Ideal mangrove crab habitats rely heavily on coastal depth and surface temperature.[10] Climate change due to anthropogenic activities is likely to create fluctuations in these two factors, driving the mangrove crab habitats to higher latitudes.[19] As a result, it is predicted that mangrove habitats will continually shrink for the majority of crab species.[10] Changes in crab population density and distribution may also alter sediment biogeochemical processes, since reduced bioturbation can decrease oxygen penetration and slow carbon and nutrient cycling in mangrove soils.[47] This shrinking of habitat space isolates crab communities and shrinks genetic diversity, making many species more vulnerable to extinction.[19] The species distribution of the crabs will also be affected negatively, since their distribution is often contributed to land use, salinity, and abundance of predators.
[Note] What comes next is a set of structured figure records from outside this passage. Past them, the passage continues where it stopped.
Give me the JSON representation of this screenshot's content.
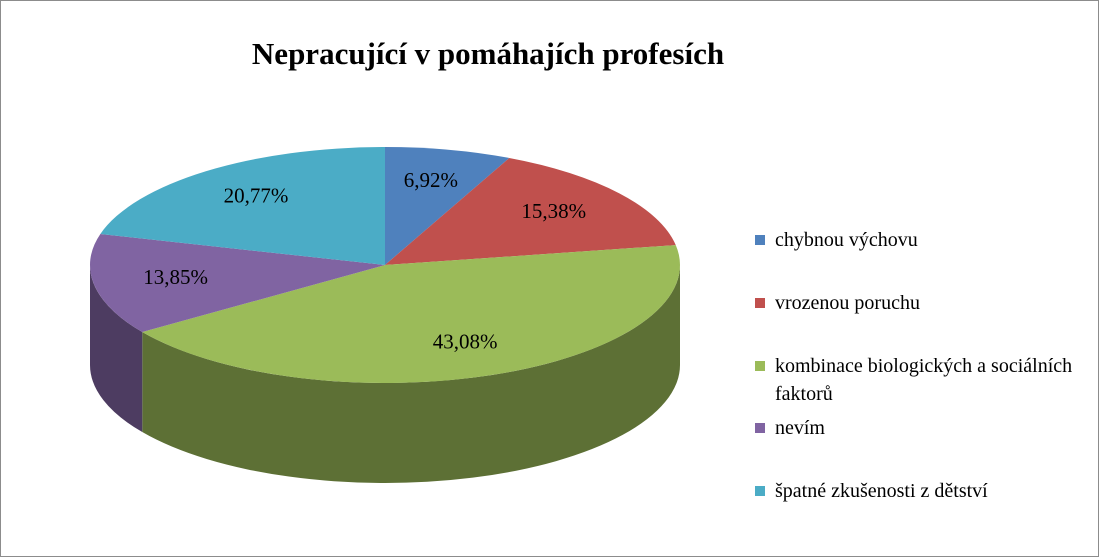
{
  "chart_data": {
    "type": "pie",
    "title": "Nepracující v pomáhajích profesích",
    "categories": [
      "chybnou výchovu",
      "vrozenou poruchu",
      "kombinace biologických a sociálních faktorů",
      "nevím",
      "špatné zkušenosti z dětství"
    ],
    "values": [
      6.92,
      15.38,
      43.08,
      13.85,
      20.77
    ],
    "value_labels": [
      "6,92%",
      "15,38%",
      "43,08%",
      "13,85%",
      "20,77%"
    ],
    "colors": [
      "#4f81bd",
      "#c0504d",
      "#9bbb59",
      "#8064a2",
      "#4bacc6"
    ],
    "legend": "right"
  }
}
With the shrinking of habitats and changes in population diversity, the most important factor for preservation is the focus on small, interconnected mangrove sites which could act as a recruitment site of different kinds of organisms, including the mangrove crab population.[49]

Crabbing

Like many other crustaceans, mangrove crabs have historically been caught, prepared and eaten by people all over the world. Crab meat can be prepared simply by boiling the crab either dead or alive until the shell turns from black to red.[50] This practice may be threatened by human activities, however, as microplastics have been found to be abundantly common in the gills of mangrove crabs due to human pollution.[15] This not only negatively affects the health of the crabs, but could affect the health of humans who consume them.[15]

Land use change

Around 6,000 km2 of mangrove was deforested between 1996 and 2016, usually redeveloped for fish and shrimp aquaculture, rice cultivation, palm oil plantations,[16] and sometimes urbanization.[51] Diversity of mangrove crabs does not seem to be negatively affected in abandoned aquaculture plots, though logging has significant negative effects on mangrove crab diversity.[52]